Çocuğun velayeti kendisine verilmeyen taraf her zaman iştirak nafakası ödemek zorunda mıdır? Avukat Ali SAYIM Akhisar/Manisa

Boşanma Davalarında müşterek çocuk varsa, çocuğun ihtiyaçları için hükmedilmesi gereken bir nafaka söz konusu olacaktır. Bu nafakanın adı iştirak nafakasıdır. Peki her durumda çocuğun velayeti kendisine verilmeyen taraf iştirak nafakası ödemek zorunda mıdır?
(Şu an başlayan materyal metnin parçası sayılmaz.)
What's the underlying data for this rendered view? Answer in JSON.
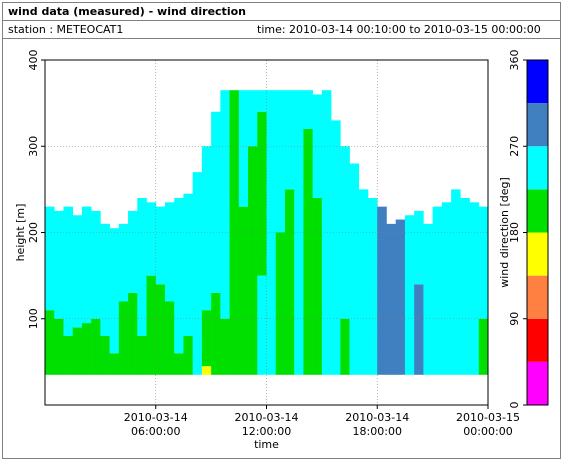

bu sorunun cevabını net bir şekilde veren Yargıtay 2. HD 2019/ 5167 E. 2019 / 12214 K. 12.12.2019 tarihli kararı sizlerle paylaşıyoruz:

ÖZET: İlk derece mahkemesince erkeğin açtığı boşanma davasının kabulü ile, erkek yararına maddi ve manevi tazminata, çocukların velayetinin babaya verilmesine ve davalı kadının ortak çocuklar yararına tedbir ve iştirak nafakası ödemesine karar verilmiş, davalı kadının kusur belirlemesine, tazminatlara, nafakalara ve velayete yönelik istinaf kanun yoluna başvurması üzerine, bölge adliye mahkemesince tarafların eşit kusurlu olduğu gerekçesiyle davacı erkeğin maddi ve manevi tazminat taleplerinin reddine ve davalı kadının diğer istinaf itirazlarının esastan reddine karar verilmiştir. Velayetin kullanılması kendisine verilmeyen eşin, çocuğun bakım ve eğitim giderlerine katılma yükümlülüğü mutlak olmayıp, mali gücü varsa söz konusudur (TMK m. 182/2). Kendisi yoksul olan taraf iştirak nafakasından sorumlu tutulamaz. Toplanan delillerden; davalı kadının geçici işlerde çalıştığı, sürekli ve düzenli gelirinin olmadığı gibi herhangi bir mal varlığının da bulunmadığı görülmektedir. Bu husus nazara alınmadan davalı annenin, velayeti babaya tevdi edilen ortak çocuklar için iştirak nafakası ödemekle sorumlu tutulması doğru bulunmamış, bozmayı gerektirmiştir. Temyiz edilen hükmün yukarıda (2.) bentte gösterilen sebeple BOZULMASINA karar verilmiştir.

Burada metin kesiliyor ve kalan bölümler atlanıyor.